Capitalism ruins everything for everyone. Again.
Episode 7, ‘A Human Work’ introduced a new perspective to the series. Previously, I had assumed that mankind was on the brink of extinction and that NERV was an example of humanity putting aside their petty squabbles and coming together for the greater good. However, what ‘A Human Work’ established was that things are surely not as dire as they seem if NERV and other similar agencies feel safe enough to jock around for better funding and prestige.
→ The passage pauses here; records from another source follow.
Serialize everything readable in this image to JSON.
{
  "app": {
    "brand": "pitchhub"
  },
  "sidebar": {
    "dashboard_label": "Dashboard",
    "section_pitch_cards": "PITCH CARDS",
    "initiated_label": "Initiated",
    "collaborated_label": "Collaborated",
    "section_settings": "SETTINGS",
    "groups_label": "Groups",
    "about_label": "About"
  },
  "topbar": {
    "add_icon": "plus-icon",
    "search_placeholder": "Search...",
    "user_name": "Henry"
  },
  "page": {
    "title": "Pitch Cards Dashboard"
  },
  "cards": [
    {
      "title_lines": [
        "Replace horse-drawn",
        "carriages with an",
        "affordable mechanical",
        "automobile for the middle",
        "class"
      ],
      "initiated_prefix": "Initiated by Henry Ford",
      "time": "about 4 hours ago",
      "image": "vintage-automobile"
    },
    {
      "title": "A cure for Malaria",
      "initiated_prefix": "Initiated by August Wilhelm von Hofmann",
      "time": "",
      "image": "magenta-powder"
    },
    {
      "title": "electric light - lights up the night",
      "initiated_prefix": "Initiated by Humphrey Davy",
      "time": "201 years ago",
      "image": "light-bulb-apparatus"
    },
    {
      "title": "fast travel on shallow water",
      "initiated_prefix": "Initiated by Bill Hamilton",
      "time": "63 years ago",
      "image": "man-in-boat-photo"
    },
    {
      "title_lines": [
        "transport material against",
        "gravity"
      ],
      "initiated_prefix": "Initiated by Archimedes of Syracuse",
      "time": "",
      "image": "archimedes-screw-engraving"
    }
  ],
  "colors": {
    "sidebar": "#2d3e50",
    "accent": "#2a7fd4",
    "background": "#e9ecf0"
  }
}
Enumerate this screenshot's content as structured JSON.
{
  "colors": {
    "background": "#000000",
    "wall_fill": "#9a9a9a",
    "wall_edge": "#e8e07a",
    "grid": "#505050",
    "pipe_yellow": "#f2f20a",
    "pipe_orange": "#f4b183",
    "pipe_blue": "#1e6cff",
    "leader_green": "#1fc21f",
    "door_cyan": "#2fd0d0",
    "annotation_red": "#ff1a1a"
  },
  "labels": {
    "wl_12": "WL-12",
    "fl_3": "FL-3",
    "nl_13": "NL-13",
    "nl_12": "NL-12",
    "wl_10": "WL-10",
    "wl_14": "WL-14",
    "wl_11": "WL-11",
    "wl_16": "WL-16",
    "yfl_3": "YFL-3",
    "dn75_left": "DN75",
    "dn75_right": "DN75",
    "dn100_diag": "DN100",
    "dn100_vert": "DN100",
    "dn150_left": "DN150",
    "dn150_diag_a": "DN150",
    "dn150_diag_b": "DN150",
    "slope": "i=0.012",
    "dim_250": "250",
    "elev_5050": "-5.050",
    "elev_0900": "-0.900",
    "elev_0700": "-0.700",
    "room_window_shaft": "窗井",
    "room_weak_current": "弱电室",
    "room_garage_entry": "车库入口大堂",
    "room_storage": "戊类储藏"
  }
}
There is something inherently infuriating about watching good technology be held back solely because of people’s petty jealously and greed. While the spokesman for the company making the improved Evangelion robots wasn’t exactly the classiest of individuals, the robots he was peddling did seem to show promising improvements over the current EVA units. Episodes like this convince me more and more that the Angels are manmade. I don’t have any further proof now than I did in the previous write-up but if one of the recurring ideas in the show is how mankind is too greedy and selfish to truly unite, then the idea of them creating weapons that they couldn’t control makes sense. This particular development also brings into question who the ultimate villain of this story is. The Angels aren’t really characters; they’re more like forces of nature than anything else. Yet, if man created the Angels, then perhaps humanity is the villain after all.
In any case, this write-up has dragged on for far too long and I’m already a week and a half behind schedule, so I’ll leave off here and hopefully the next bunch of episodes will be up sooner rather than later.